Sempre gostei de ser chamado assim. Adorava esse nome: Bambino. Imaginava que meu nome completo poderia ser Giacomo Santoro Bambino. Por que não? Eu, o primogênito, filho do primogênito da família Santoro, o preferido da nonna, que tinha no meu pai o seu preferido, herdeiro do relógio Omega que meu pai trazia preso na algibeira, e que ao chegar a casa suas mãos o retirava para colocá-lo em minhas mãos, como um objeto de desejo, cheio de histórias, trazido no navio de imigrantes pelo bisnonno.

Os tios, as tias, o nonno, já aboletados na mesa posta no quintal, enchiam os copos com a tintura escura do bom vinho, que ajudava a descer a macarronada disposta com elegância glutona sobre a mesa.

Praticamente, alguns minutos, talvez horas, o chão não via meus pés. Andava de colo em colo, servindo de motivo de alegria, brigas fingidas, falsos ciúmes, e meu pai, legítimo descendente daqueles avermelhados, possuidores de falatório interminável, de conversas atravessadas, se divertia com o meu sorriso e o dedo apontado para a bainha
da camiseta da anziata zia, a tia mais velha, depositada e se ensopando de molho de tomate, as mãos estendidas com o prato na tentativa vã de ser a primeira a me servir.

Sempre as mãos me dirigindo calorosamente um beijo, um afago, um apertão cheio de desejos na minha bochecha, dando início a um acalorado debate quando meus olhos se enchiam de lágrimas pela dor. O que fazia a culpada se sentir humilhada e de repente esconder as mãos criminosas nos bolsos generosos da saia, de onde saíam,
magicamente, alguns doces escondidos só para mim.

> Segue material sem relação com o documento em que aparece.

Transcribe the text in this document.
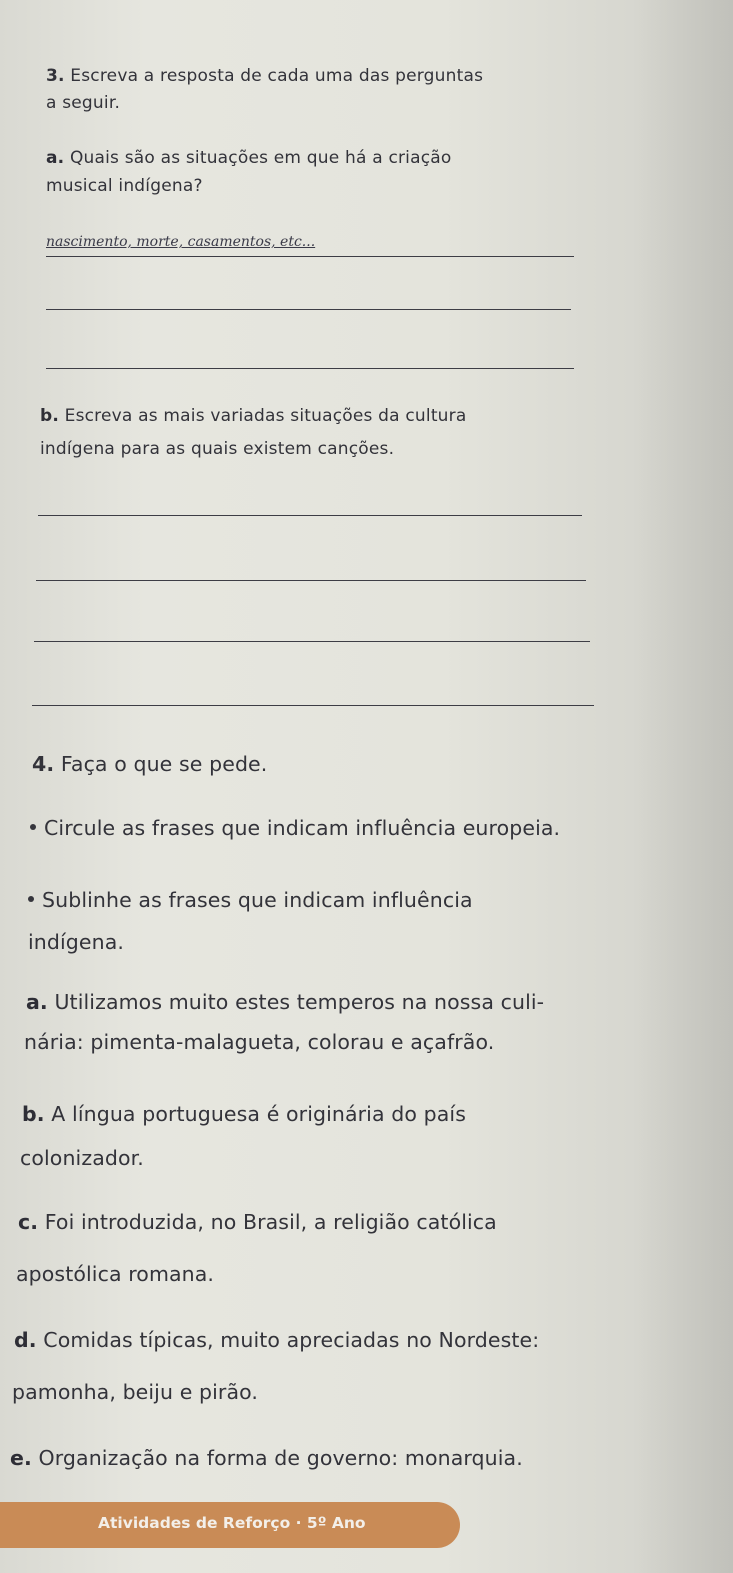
3. Escreva a resposta de cada uma das perguntas
a seguir.
a. Quais são as situações em que há a criação
musical indígena?
nascimento, morte, casamentos, etc...
b. Escreva as mais variadas situações da cultura
indígena para as quais existem canções.
4. Faça o que se pede.
Circule as frases que indicam influência europeia.
Sublinhe as frases que indicam influência
indígena.
a. Utilizamos muito estes temperos na nossa culi-
nária: pimenta-malagueta, colorau e açafrão.
b. A língua portuguesa é originária do país
colonizador.
c. Foi introduzida, no Brasil, a religião católica
apostólica romana.
d. Comidas típicas, muito apreciadas no Nordeste:
pamonha, beiju e pirão.
e. Organização na forma de governo: monarquia.
Atividades de Reforço · 5º Ano
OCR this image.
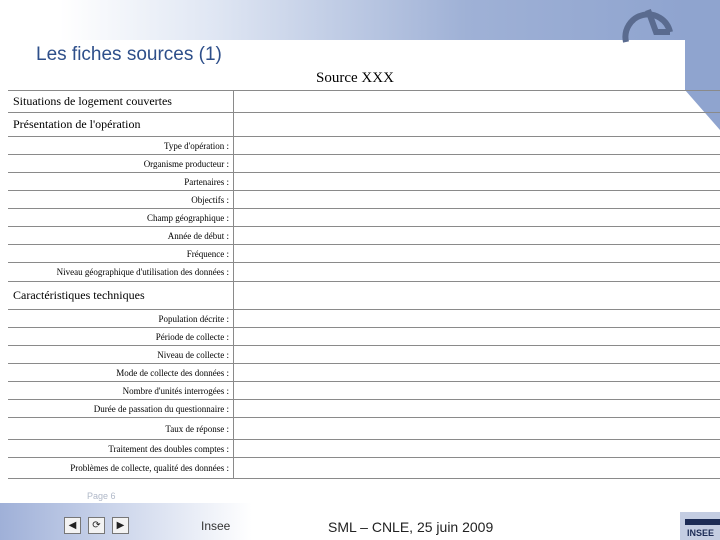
Les fiches sources (1)
Source XXX
Situations de logement couvertes
Présentation de l'opération
Type d'opération :
Organisme producteur :
Partenaires :
Objectifs :
Champ géographique :
Année de début :
Fréquence :
Niveau géographique d'utilisation des données :
Caractéristiques techniques
Population décrite :
Période de collecte :
Niveau de collecte :
Mode de collecte des données :
Nombre d'unités interrogées :
Durée de passation du questionnaire :
Taux de réponse :
Traitement des doubles comptes :
Problèmes de collecte, qualité des données :
Page 6
◀ ⟳ ▶	Insee	SML – CNLE, 25 juin 2009	INSEE
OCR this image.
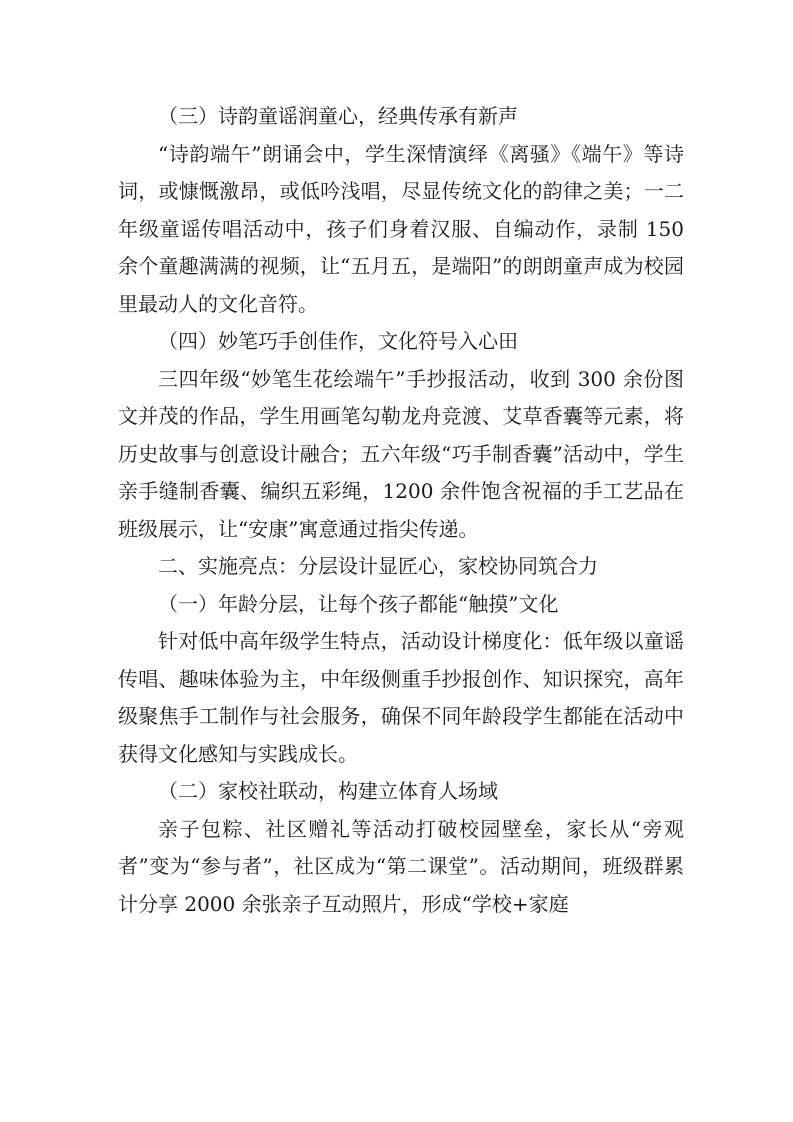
（三）诗韵童谣润童心，经典传承有新声

“诗韵端午”朗诵会中，学生深情演绎《离骚》《端午》等诗词，或慷慨激昂，或低吟浅唱，尽显传统文化的韵律之美；一二年级童谣传唱活动中，孩子们身着汉服、自编动作，录制 150 余个童趣满满的视频，让“五月五，是端阳”的朗朗童声成为校园里最动人的文化音符。

（四）妙笔巧手创佳作，文化符号入心田

三四年级“妙笔生花绘端午”手抄报活动，收到 300 余份图文并茂的作品，学生用画笔勾勒龙舟竞渡、艾草香囊等元素，将历史故事与创意设计融合；五六年级“巧手制香囊”活动中，学生亲手缝制香囊、编织五彩绳，1200 余件饱含祝福的手工艺品在班级展示，让“安康”寓意通过指尖传递。

二、实施亮点：分层设计显匠心，家校协同筑合力

（一）年龄分层，让每个孩子都能“触摸”文化

针对低中高年级学生特点，活动设计梯度化：低年级以童谣传唱、趣味体验为主，中年级侧重手抄报创作、知识探究，高年级聚焦手工制作与社会服务，确保不同年龄段学生都能在活动中获得文化感知与实践成长。

（二）家校社联动，构建立体育人场域

亲子包粽、社区赠礼等活动打破校园壁垒，家长从“旁观者”变为“参与者”，社区成为“第二课堂”。活动期间，班级群累计分享 2000 余张亲子互动照片，形成“学校+家庭
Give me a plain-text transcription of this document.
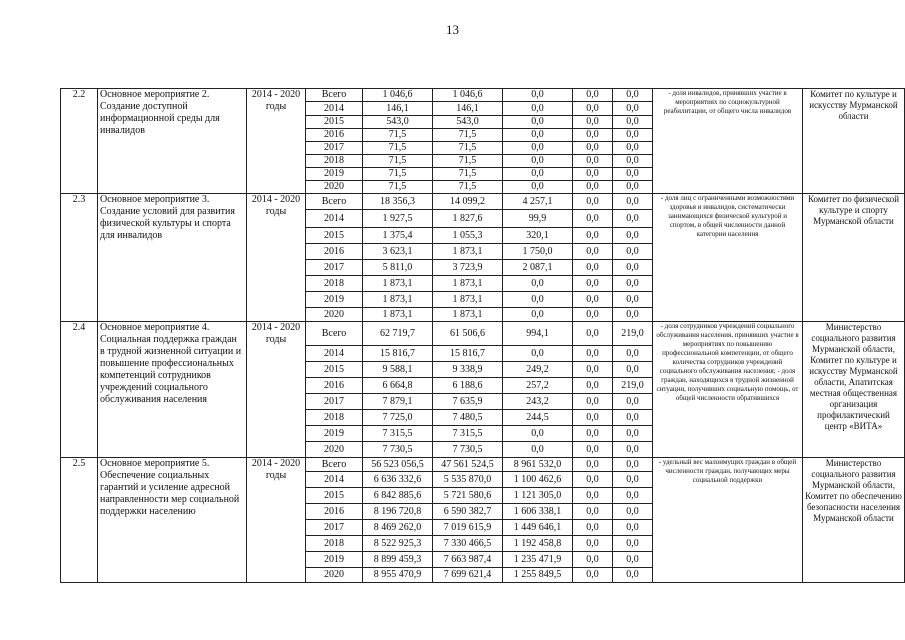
13
2.2	Основное мероприятие 2. Создание доступной информационной среды для инвалидов	2014 - 2020 годы	Всего	1 046,6	1 046,6	0,0	0,0	0,0	- доля инвалидов, принявших участие в мероприятиях по социокультурной реабилитации, от общего числа инвалидов	Комитет по культуре и искусству Мурманской области
			2014	146,1	146,1	0,0	0,0	0,0		
			2015	543,0	543,0	0,0	0,0	0,0		
			2016	71,5	71,5	0,0	0,0	0,0		
			2017	71,5	71,5	0,0	0,0	0,0		
			2018	71,5	71,5	0,0	0,0	0,0		
			2019	71,5	71,5	0,0	0,0	0,0		
			2020	71,5	71,5	0,0	0,0	0,0		
2.3	Основное мероприятие 3. Создание условий для развития физической культуры и спорта для инвалидов	2014 - 2020 годы	Всего	18 356,3	14 099,2	4 257,1	0,0	0,0	- доля лиц с ограниченными возможностями здоровья и инвалидов, систематически занимающихся физической культурой и спортом, в общей численности данной категории населения	Комитет по физической культуре и спорту Мурманской области
			2014	1 927,5	1 827,6	99,9	0,0	0,0		
			2015	1 375,4	1 055,3	320,1	0,0	0,0		
			2016	3 623,1	1 873,1	1 750,0	0,0	0,0		
			2017	5 811,0	3 723,9	2 087,1	0,0	0,0		
			2018	1 873,1	1 873,1	0,0	0,0	0,0		
			2019	1 873,1	1 873,1	0,0	0,0	0,0		
			2020	1 873,1	1 873,1	0,0	0,0	0,0		
2.4	Основное мероприятие 4. Социальная поддержка граждан в трудной жизненной ситуации и повышение профессиональных компетенций сотрудников учреждений социального обслуживания населения	2014 - 2020 годы	Всего	62 719,7	61 506,6	994,1	0,0	219,0	- доля сотрудников учреждений социального обслуживания населения, принявших участие в мероприятиях по повышению профессиональной компетенции, от общего количества сотрудников учреждений социального обслуживания населения; - доля граждан, находящихся в трудной жизненной ситуации, получивших социальную помощь, от общей численности обратившихся	Министерство социального развития Мурманской области, Комитет по культуре и искусству Мурманской области, Апатитская местная общественная организация профилактический центр «ВИТА»
			2014	15 816,7	15 816,7	0,0	0,0	0,0		
			2015	9 588,1	9 338,9	249,2	0,0	0,0		
			2016	6 664,8	6 188,6	257,2	0,0	219,0		
			2017	7 879,1	7 635,9	243,2	0,0	0,0		
			2018	7 725,0	7 480,5	244,5	0,0	0,0		
			2019	7 315,5	7 315,5	0,0	0,0	0,0		
			2020	7 730,5	7 730,5	0,0	0,0	0,0		
2.5	Основное мероприятие 5. Обеспечение социальных гарантий и усиление адресной направленности мер социальной поддержки населению	2014 - 2020 годы	Всего	56 523 056,5	47 561 524,5	8 961 532,0	0,0	0,0	- удельный вес малоимущих граждан в общей численности граждан, получающих меры социальной поддержки	Министерство социального развития Мурманской области, Комитет по обеспечению безопасности населения Мурманской области
			2014	6 636 332,6	5 535 870,0	1 100 462,6	0,0	0,0		
			2015	6 842 885,6	5 721 580,6	1 121 305,0	0,0	0,0		
			2016	8 196 720,8	6 590 382,7	1 606 338,1	0,0	0,0		
			2017	8 469 262,0	7 019 615,9	1 449 646,1	0,0	0,0		
			2018	8 522 925,3	7 330 466,5	1 192 458,8	0,0	0,0		
			2019	8 899 459,3	7 663 987,4	1 235 471,9	0,0	0,0		
			2020	8 955 470,9	7 699 621,4	1 255 849,5	0,0	0,0		
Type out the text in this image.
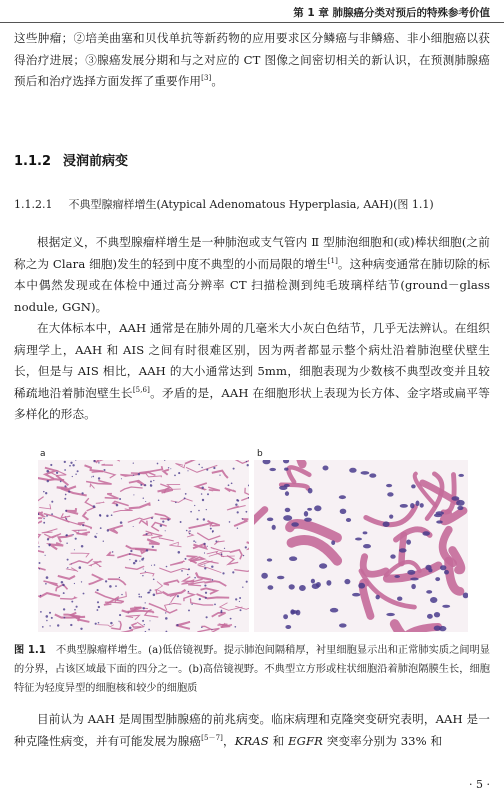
第 1 章 肺腺癌分类对预后的特殊参考价值
这些肿瘤；②培美曲塞和贝伐单抗等新药物的应用要求区分鳞癌与非鳞癌、非小细胞癌以获得治疗进展；③腺癌发展分期和与之对应的 CT 图像之间密切相关的新认识，在预测肺腺癌预后和治疗选择方面发挥了重要作用[3]。
1.1.2 浸润前病变
1.1.2.1 不典型腺瘤样增生(Atypical Adenomatous Hyperplasia, AAH)(图 1.1)
根据定义，不典型腺瘤样增生是一种肺泡或支气管内 Ⅱ 型肺泡细胞和(或)棒状细胞(之前称之为 Clara 细胞)发生的轻到中度不典型的小而局限的增生[1]。这种病变通常在肺切除的标本中偶然发现或在体检中通过高分辨率 CT 扫描检测到纯毛玻璃样结节(ground－glass nodule, GGN)。
在大体标本中，AAH 通常是在肺外周的几毫米大小灰白色结节，几乎无法辨认。在组织病理学上，AAH 和 AIS 之间有时很难区别，因为两者都显示整个病灶沿着肺泡壁伏壁生长，但是与 AIS 相比，AAH 的大小通常达到 5mm，细胞表现为少数核不典型改变并且较稀疏地沿着肺泡壁生长[5,6]。矛盾的是，AAH 在细胞形状上表现为长方体、金字塔或扁平等多样化的形态。
a	b
图 1.1 不典型腺瘤样增生。(a)低倍镜视野。提示肺泡间隔稍厚，衬里细胞显示出和正常肺实质之间明显的分界，占该区域最下面的四分之一。(b)高倍镜视野。不典型立方形或柱状细胞沿着肺泡隔膜生长，细胞特征为轻度异型的细胞核和较少的细胞质
目前认为 AAH 是周围型肺腺癌的前兆病变。临床病理和克隆突变研究表明，AAH 是一种克隆性病变，并有可能发展为腺癌[5－7]，KRAS 和 EGFR 突变率分别为 33% 和
· 5 ·
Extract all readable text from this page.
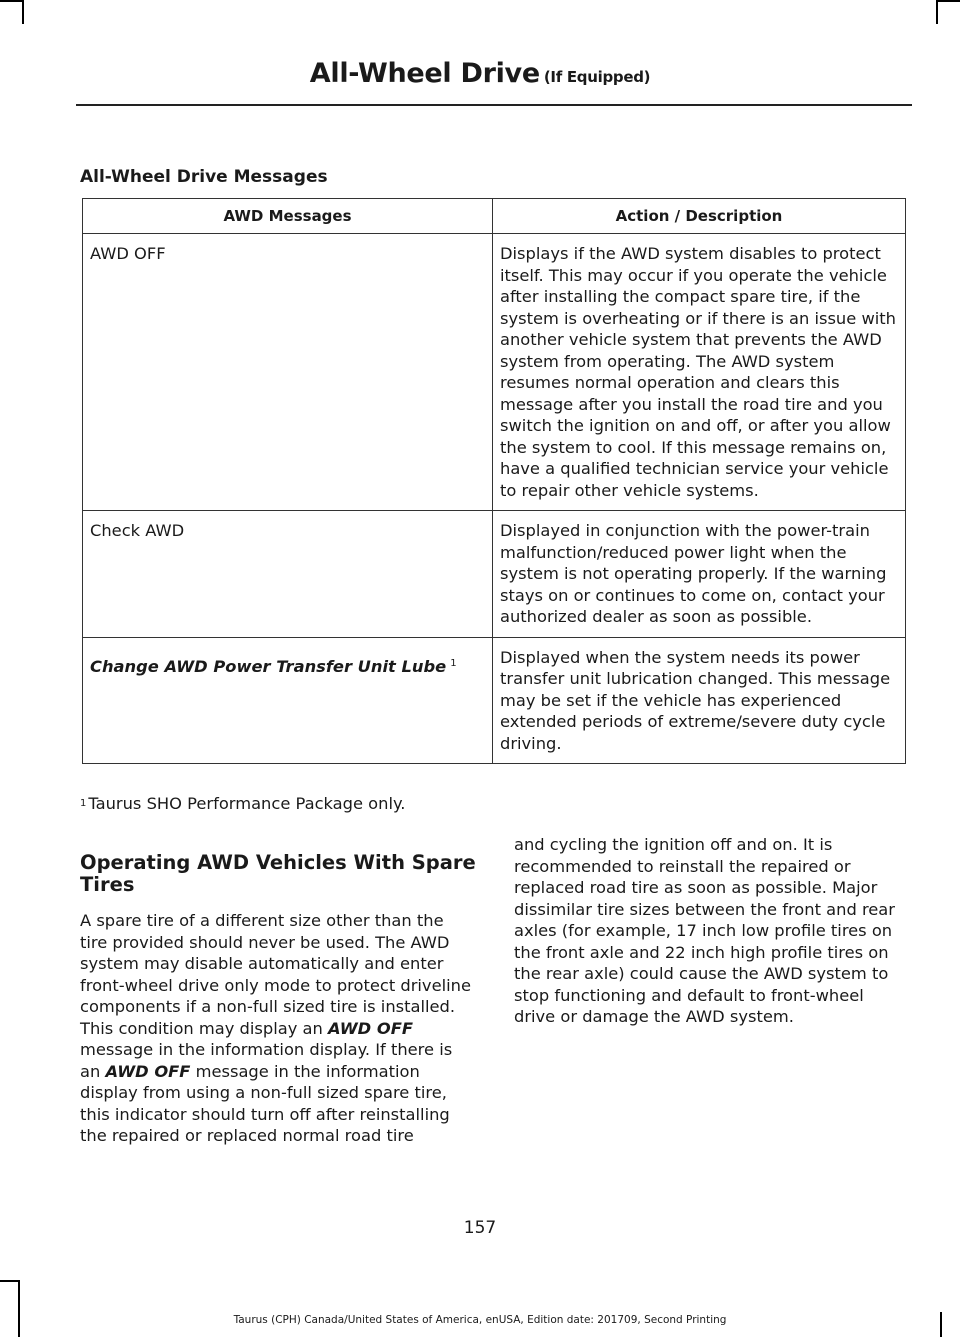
All-Wheel Drive (If Equipped)
All-Wheel Drive Messages
AWD Messages	Action / Description
AWD OFF	Displays if the AWD system disables to protect itself. This may occur if you operate the vehicle after installing the compact spare tire, if the system is overheating or if there is an issue with another vehicle system that prevents the AWD system from operating. The AWD system resumes normal operation and clears this message after you install the road tire and you switch the ignition on and off, or after you allow the system to cool. If this message remains on, have a qualified technician service your vehicle to repair other vehicle systems.
Check AWD	Displayed in conjunction with the power-train malfunction/reduced power light when the system is not operating properly. If the warning stays on or continues to come on, contact your authorized dealer as soon as possible.
Change AWD Power Transfer Unit Lube $^1$	Displayed when the system needs its power transfer unit lubrication changed. This message may be set if the vehicle has experienced extended periods of extreme/severe duty cycle driving.
$^1$ Taurus SHO Performance Package only.
Operating AWD Vehicles With Spare Tires

A spare tire of a different size other than the tire provided should never be used. The AWD system may disable automatically and enter front-wheel drive only mode to protect driveline components if a non-full sized tire is installed. This condition may display an AWD OFF message in the information display. If there is an AWD OFF message in the information display from using a non-full sized spare tire, this indicator should turn off after reinstalling the repaired or replaced normal road tire

and cycling the ignition off and on. It is recommended to reinstall the repaired or replaced road tire as soon as possible. Major dissimilar tire sizes between the front and rear axles (for example, 17 inch low profile tires on the front axle and 22 inch high profile tires on the rear axle) could cause the AWD system to stop functioning and default to front-wheel drive or damage the AWD system.

157
Taurus (CPH) Canada/United States of America, enUSA, Edition date: 201709, Second Printing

Minha mãe, sua tez morena, completamente diferente daqueles seres, se encolhia no canto e era logo retirada por diversas mãos para seu lugar à mesa. Meu nonno, na tentativa de provocar ciúmes em meu pai, enchia de afagos, com a sua mão gorda e enorme, as mãos da minha mãe. Mãos poderosas que me levantavam assustadoramentesobre as guloseimas, os vinhos, os pratos, de onde com um riso nervoso eu sobrevoava as vozes, risos e aquela quantidade de mãos prontas para me aparar, caso caísse. A nonna das nonnas, que a todo instante era repreendida pela minha nonna, sua filha, porque teimava falar na língua da terra e não aquela da terra que os acolheu, se contentava em ficar explicando qualquer coisa para minha mãe na sua língua enrolada, e minha mãe ficava ali tentando entendê-la.

Quando voltávamos, ela comentava com meu pai que entendera mais alguma coisa. Meu pai fazia cara de cético. Ela, triunfante, comemorava que com as suas aulas de francês conseguira identificar o mangiare da anziani nonna com o manger de suas aulas. E brincava que a todo tempo aquelas mãos estavam sempre tão perto da comida!
Eu imaginava que ninguém poderia comer tanto e falar ao mesmo tempo, se não tivesse a
ajuda das mãos.

Mas tudo chegou ao fim, a casa, com a plantação de abiu, as mangueiras, a folha de zinco com as roupas a secar no sol e o chiqueiro do porco sempre limpinho, foi vendida para a construção de um edifício. O construtor, depois de várias tentativas em realizar o negócio, resolveu pedir a minha ajuda. Sugeri que homenageasse um dos moradores, membros da família Santoro. Diante daquela proposta, os rostos se calaram, as lembranças assumiram o lugar do vozerio e as mãos ainda permaneceram falantes e evoluindo perdidas no ar, como a procurar na história, nos pensamentos, o nome que mais conviesse. E não mais que subitamente as palavras vieram nas bocas e nas mãos
na tentativa do convencimento, e com elas as lágrimas.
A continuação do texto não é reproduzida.